Ladies and gentlemen, please meet my seized chocolate cake:
Don't worry, I haven't seized anything from anyone. It's cocoa powder that's doing the seizing, not me.
My very soft and fluffy chocolate cake is made with cocoa powder that's mixed with hot oil. The scalding helps bring out the chocolate flavour. Of course, I use high quality cocoa powder or there wouldn't be any flavour to bring out.
When the oil and cocoa combo is not too hot and not too cold, I add a little bit of milk. This is when the seizing happens, i.e. the small cocoa particles absorb the milk, become sticky, and stick to one another to form bigger particles, resulting in a thick paste. The thickness of the cocoa paste is crucial to the success of chocolate sponge cake.
If the cocoa powder isn't seized at all, it'd be suspended in a runny liquid, which will sink to the bottom of the pan during baking. The cake will be pale and bland except for the bottommost 2 mm or so. If that thin layer is stuck to the pan or parchment paper after unmoulding, then the cake doesn't taste of chocolate at all.

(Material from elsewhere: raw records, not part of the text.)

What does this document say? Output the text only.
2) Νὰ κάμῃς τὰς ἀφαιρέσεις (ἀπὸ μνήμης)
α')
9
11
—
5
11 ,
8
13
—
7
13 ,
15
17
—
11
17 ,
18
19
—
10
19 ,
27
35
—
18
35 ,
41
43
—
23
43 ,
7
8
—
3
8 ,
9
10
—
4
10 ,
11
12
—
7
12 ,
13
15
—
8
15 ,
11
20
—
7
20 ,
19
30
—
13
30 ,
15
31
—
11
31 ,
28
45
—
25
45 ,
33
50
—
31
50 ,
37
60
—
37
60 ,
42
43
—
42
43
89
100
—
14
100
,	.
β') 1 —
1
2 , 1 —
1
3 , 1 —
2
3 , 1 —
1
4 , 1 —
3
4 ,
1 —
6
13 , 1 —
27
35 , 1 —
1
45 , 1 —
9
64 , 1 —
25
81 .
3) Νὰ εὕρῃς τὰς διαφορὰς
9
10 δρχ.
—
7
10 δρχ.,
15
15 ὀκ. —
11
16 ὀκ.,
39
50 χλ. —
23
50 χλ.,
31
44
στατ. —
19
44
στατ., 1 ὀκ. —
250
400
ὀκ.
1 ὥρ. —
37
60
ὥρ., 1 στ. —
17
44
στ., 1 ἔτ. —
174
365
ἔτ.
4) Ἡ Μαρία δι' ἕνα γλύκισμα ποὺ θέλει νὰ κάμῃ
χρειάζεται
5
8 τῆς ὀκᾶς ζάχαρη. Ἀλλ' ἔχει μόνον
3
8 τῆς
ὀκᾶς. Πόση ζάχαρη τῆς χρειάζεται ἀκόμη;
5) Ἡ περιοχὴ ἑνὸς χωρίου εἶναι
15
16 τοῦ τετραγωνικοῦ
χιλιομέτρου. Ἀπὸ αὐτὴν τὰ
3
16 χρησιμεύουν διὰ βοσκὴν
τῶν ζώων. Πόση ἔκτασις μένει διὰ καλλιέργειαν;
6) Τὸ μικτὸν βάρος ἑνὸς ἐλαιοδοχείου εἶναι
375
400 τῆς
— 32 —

If the cocoa powder is "over-seized", it becomes too coarse and will look like ground black pepper in the cake. The colour of the crumb, light brown with specks of black, won't look right. There will be some chocolate flavour but it'll be weak.
When the thickness of the cocoa paste is just right, the chocolate flavour is strong and spread evenly in the cake. And the cake's colour is a nice medium-brown, not pale.
How do you control how much the cocoa powder seizes? By watching the temperature. The hotter the oil and cocoa powder mixture is when milk is added, the stronger the seizing. The right moment for adding the milk is when the bowl holding the mixture doesn't feel hot but is still quite warm.
Of the various types of cake I bake, chocolate sponge rises the most, more than even chiffon cakes. The batter more than doubles in height in the oven. After shrinking a bit whilst cooling down, the cake is twice as tall as before baking. The more the batter rises, the fluffier the cake, right?
To make the batter rise as much as possible, the bottom of the pan should have more heat than the top. Separate controls for the oven's top and bottom heating elements would be very handy. If your oven isn't so fancy, as mine isn't, just bake the cake on the bottom instead of middle shelf.
After baking comes eating. When the chocolate sponge is unadorned and still warm, the fluffiness really shows through. If you are a chocolate fiend, you could cover or sandwich the cake with ganache. Whipped cream or buttercream, whether plain or chocolate-flavoured, is quite nice too. Do you like black forest cake? A sexed up chocolate cake would be ideal for a celebration.
Compared to my vanilla sponge and pandan sponge recipes, chocolate sponge is easier. The batter is more stable because it has less egg white, so it doesn't deflate easily. With this recipe, I think even a novice baker can bake a chocolate cake that's soft, fluffy, moist and chocolatey . . . if he/she follows the instructions. That's not too difficult . . . is it?